Я помню, на каком-то митинге говорили о Царстве Божьем на земле и мало-помалу перешли на богатство царя, и какой-то мещанин, бывший раз в Зимнем дворце, сказал, что у царя все золотое, и столики золотые, и подсвечники золотые и стены все отделаны золотом.
– А говорят, что все золото в Америке!
Ворвались теперь в Зимний дворец и давай выбивать из стен штыком золото, много, говорят, нашвыряли золота; когда рассвело, взяли в руки: бронза! и все бронзовое, и столики, и подсвечники.
Тогда зарычала Горилла:
– Обман!
И так не выходит: ни мы – православные, ни мы – товарищи, и скучает Архангел у закрытых врат Царства Божия на земле и на небе: не хотят туда идти люди поодиночке, называя свои имена, а всех вместе пустить невозможно.
Нужный человек вошел ко мне и просил документ для прописки. Я дал ему какую-то бумажку.
– Сколько вам лет?
Я ответил.
– Вероисповедание?
– Вольное.
Он усмехнулся и ждал.
– Свобода совести, – сказал я.
– А, между прочим, требуется, – ответил он.
– Ладно, – говорю, – православный.
– А звание?
– Гражданин.
– Я сам гражданин, – а из какой местности?
– Нате мой паспорт. – Очень обрадовался.
– И не стыдно вам, товарищ, – говорю, – на вашем месте я бы из-за одной гордости гражданина не взял бы в руки старого полицейского паспорта.
– Гордость, – сказал, – это нехорошо.
– Для вас, а мне она на пользу.
– Какая же может от гордости польза?
– Душевная.
– Не вижу.
Заспорили и пришли к выводу, что гордость на пользу барину, а смирение – слуге.
После этого разговора я думал: «Мы, русские люди, как голыши, скатались за сотни лет в придонной тьме, под путной водой катимся и не шумим. А что этот будто бы нынешний шум, это мы просто все зараз перекатываемся водою неизвестно куда – не то в реку, не то в озеро, не то в море-океан».
Растопырив свои бесчисленные составляющие проволоки, лежит на середине улицы оборванный кабель.
– Что это за паук? – спросил старый простой человек.

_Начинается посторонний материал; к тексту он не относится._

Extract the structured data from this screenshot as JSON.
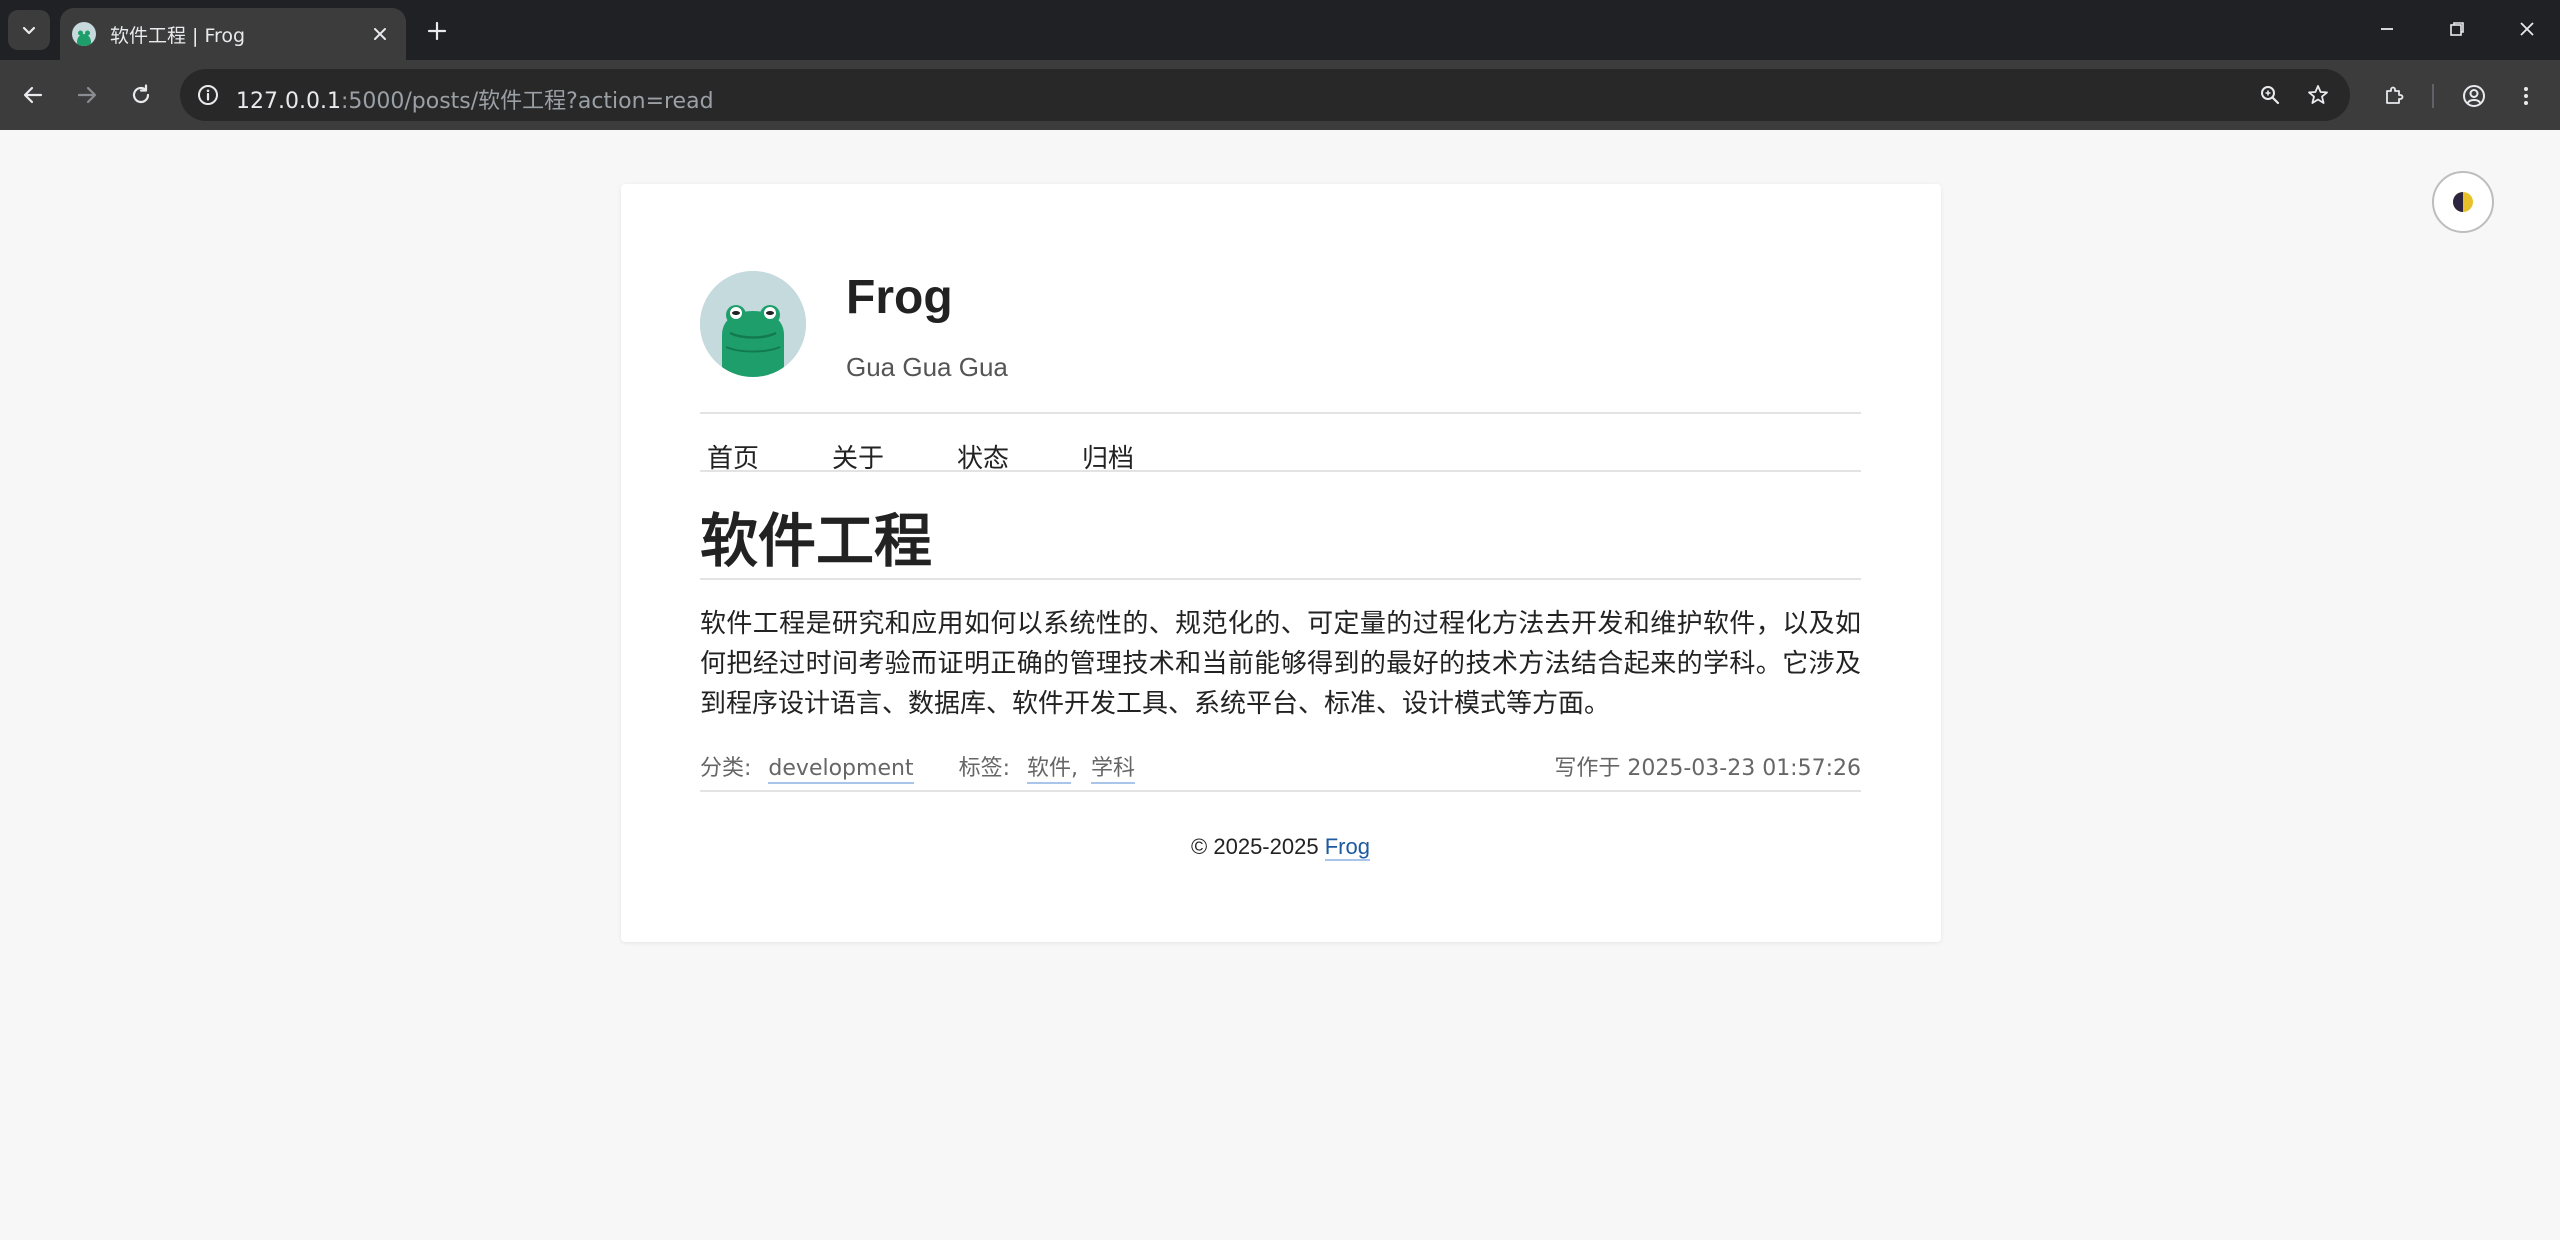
{
  "browser": {
    "tab_title": "软件工程 | Frog",
    "url_host": "127.0.0.1",
    "url_rest": ":5000/posts/软件工程?action=read"
  },
  "site": {
    "title": "Frog",
    "description": "Gua Gua Gua",
    "nav": [
      "首页",
      "关于",
      "状态",
      "归档"
    ]
  },
  "post": {
    "title": "软件工程",
    "body": "软件工程是研究和应用如何以系统性的、规范化的、可定量的过程化方法去开发和维护软件，以及如何把经过时间考验而证明正确的管理技术和当前能够得到的最好的技术方法结合起来的学科。它涉及到程序设计语言、数据库、软件开发工具、系统平台、标准、设计模式等方面。",
    "category_label": "分类:",
    "category": "development",
    "tags_label": "标签:",
    "tags": [
      "软件",
      "学科"
    ],
    "tag_separator": ",",
    "written_label": "写作于",
    "written_at": "2025-03-23 01:57:26"
  },
  "footer": {
    "copyright": "© 2025-2025",
    "author_link": "Frog"
  },
  "colors": {
    "frog_green": "#1e9e6a",
    "link_blue": "#1e5aa0"
  }
}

– Это, – отвечаю, – раньше власть государственная бежала по этому кабелю, а теперь, видите, лежит паук и никого не пропускает. Усмехнулся старый человек и так мне говорил о власти:
– Пришел человек ко власти, это все равно, что пришел к смертному своему часу богатый и при конце своем нужно ему распорядиться своим добром, кому что оставить и на какие надобности. Где власть, тут и смерть. Кто же во власти хочет для себя жить, тот не человек, а паук. Когда царь пал, я спросил: «А пауков вытащили? – Все, говорят, в тюрьме. – А из себя-то самих, говорю, лапки-ножки вытащили, сожгли?»

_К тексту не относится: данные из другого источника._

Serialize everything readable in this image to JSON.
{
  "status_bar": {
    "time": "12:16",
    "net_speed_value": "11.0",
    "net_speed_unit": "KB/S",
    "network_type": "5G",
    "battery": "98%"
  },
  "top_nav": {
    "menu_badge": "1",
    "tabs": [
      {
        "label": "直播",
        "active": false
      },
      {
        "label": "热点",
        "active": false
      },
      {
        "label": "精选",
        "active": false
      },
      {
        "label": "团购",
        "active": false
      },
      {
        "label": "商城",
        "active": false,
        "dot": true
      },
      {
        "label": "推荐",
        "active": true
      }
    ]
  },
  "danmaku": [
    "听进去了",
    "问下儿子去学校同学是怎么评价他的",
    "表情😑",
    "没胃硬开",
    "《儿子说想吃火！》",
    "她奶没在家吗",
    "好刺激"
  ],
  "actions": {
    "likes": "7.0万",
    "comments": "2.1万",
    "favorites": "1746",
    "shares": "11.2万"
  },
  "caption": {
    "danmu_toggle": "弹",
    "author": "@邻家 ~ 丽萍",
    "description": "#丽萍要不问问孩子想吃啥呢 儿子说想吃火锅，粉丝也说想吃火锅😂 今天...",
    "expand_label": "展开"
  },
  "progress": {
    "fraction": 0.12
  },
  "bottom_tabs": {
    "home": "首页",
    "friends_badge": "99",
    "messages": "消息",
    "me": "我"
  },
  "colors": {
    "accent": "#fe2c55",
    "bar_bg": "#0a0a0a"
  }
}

Ну, конечно, где тут, убейте паука, а ножки до зари шевелятся. Вот так и сейчас, но, когда настанет заря, нам неизвестно, и сами сторожа нашей тюрьмы ходят в тьме кромешной, и сторож сторожа спрашивает: «Скоро ли рассвет?»
Некоторые говорят: «Вот свет!» И показывают гробы, сверху окрашенные, внутри набитые костями мертвецов. Сторож сторожа спрашивает: «Скоро ли свет?» И косятся на гробы повапленные.
А вот если бы наша русская жизнь по-настоящему шла, то, я думаю, по-настоящему бы так нужно: пришел человек ко власти, это все равно, что пришел к концу своему богатый и при конце ему надо распорядиться своим добром, кому что оставить и на какие надобности, и никого в смертный час свой не обидеть, потому что, где власть, тут и смерть тебе.
Так говорил человек из града невидимого, из той староколенной Руси, которая скрыться может, но никогда не погибнет. Я спросил старца, как он думает вообще о нашей беде.
– Наши цари, – сказал он, – не думали о человеке, их царское дело было собирать вокруг себя землю, как можно больше земли и морей.
Задавила земля человека, встряхнулся он – и царь пал. Тогда все бросились разбирать по карманам рассыпанное царство, и <про> то, из-за чего свергли царя, про человека – забыли. Так и осталось славное русское царство и без царя, и без земли, и без человека.
– Мне кажется, – сказал я, – смирение русского народа достигло последнего предела, оно перешло по ту сторону черты, за которой нет креста: народ отверг и крест свой, и цвет свой, и присягнул во тьму. Меня учили на Руси все прощать – я учусь теперь не прощать. Я прошу молитв о непрощении.